Swahili – A Growing Language

Written by Isabel Harmse

Once just an obscure island dialect of an African Bantu tongue, Swahili – also known by its native name Kiswahili – has evolved into Africa’s most internationally recognized language. In terms of speakers, it is peer to the dozen or so languages of the world that boast close to 100 million users (www.ohioswallow.com). It is the native language of the Swahili people, who are found primarily along the East African coast in Tanzania, Kenya and Mozambique.

Swahili is widely used as a lingua franca (language used as a means of communication between populations speaking vernaculars that are not mutually intelligible) in: (1) Tanzania, where it is the language of administration and primary education; (2) Kenya, where it is, after English, the main language for these purposes; (3) Congo (Kinshasa), where a form of Swahili is one of the four languages of administration, the main language for this purpose being French; and (4) Uganda, where the main language is again English (www.britannica.com).

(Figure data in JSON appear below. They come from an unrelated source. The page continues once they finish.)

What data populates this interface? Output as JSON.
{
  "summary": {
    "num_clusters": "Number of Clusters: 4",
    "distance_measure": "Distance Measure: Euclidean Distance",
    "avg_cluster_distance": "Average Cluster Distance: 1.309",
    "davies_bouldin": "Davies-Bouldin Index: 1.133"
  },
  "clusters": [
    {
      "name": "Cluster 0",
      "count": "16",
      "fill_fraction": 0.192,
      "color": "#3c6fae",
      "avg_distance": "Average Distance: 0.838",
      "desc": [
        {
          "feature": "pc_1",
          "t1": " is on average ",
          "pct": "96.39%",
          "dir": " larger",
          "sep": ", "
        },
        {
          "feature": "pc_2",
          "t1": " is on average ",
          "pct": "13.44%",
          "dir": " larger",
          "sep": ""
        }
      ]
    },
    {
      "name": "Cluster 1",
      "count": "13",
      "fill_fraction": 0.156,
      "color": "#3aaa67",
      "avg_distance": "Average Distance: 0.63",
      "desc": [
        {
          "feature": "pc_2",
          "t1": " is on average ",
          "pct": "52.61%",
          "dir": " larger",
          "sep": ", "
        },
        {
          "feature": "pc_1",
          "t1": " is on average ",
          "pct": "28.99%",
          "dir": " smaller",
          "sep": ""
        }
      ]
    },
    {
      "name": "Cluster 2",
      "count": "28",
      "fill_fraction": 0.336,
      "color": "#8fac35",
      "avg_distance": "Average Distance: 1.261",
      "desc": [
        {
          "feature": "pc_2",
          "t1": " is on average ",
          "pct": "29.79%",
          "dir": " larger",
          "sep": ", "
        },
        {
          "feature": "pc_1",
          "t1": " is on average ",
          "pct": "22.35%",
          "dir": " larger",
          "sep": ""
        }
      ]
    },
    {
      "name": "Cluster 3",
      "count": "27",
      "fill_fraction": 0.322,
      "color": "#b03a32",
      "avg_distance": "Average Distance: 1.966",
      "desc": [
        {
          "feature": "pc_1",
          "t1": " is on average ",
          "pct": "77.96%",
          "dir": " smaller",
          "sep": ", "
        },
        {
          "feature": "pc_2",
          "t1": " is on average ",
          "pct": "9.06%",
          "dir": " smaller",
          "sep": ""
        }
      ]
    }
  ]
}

South Africa has become the first southern African country to offer Kiswahili as an optional subject in schools, raising hopes for the growth of the language considered the lingua franca of East Africa. It is the first African language from outside southern Africa to be offered in schools. Besides promoting African indigenous languages, South Africa also hopes that the introduction of Kiswahili will be promoting cohesion and help to address xenophobia (www.theeastafrican.co.ke). 


Although linguistically categorised as a Bantu language, Swahili has borrowed a number of words from foreign languages, particularly Arabic, but also words from Portuguese, English and German. Around forty percent of Swahili vocabulary consists of Arabic loanwords.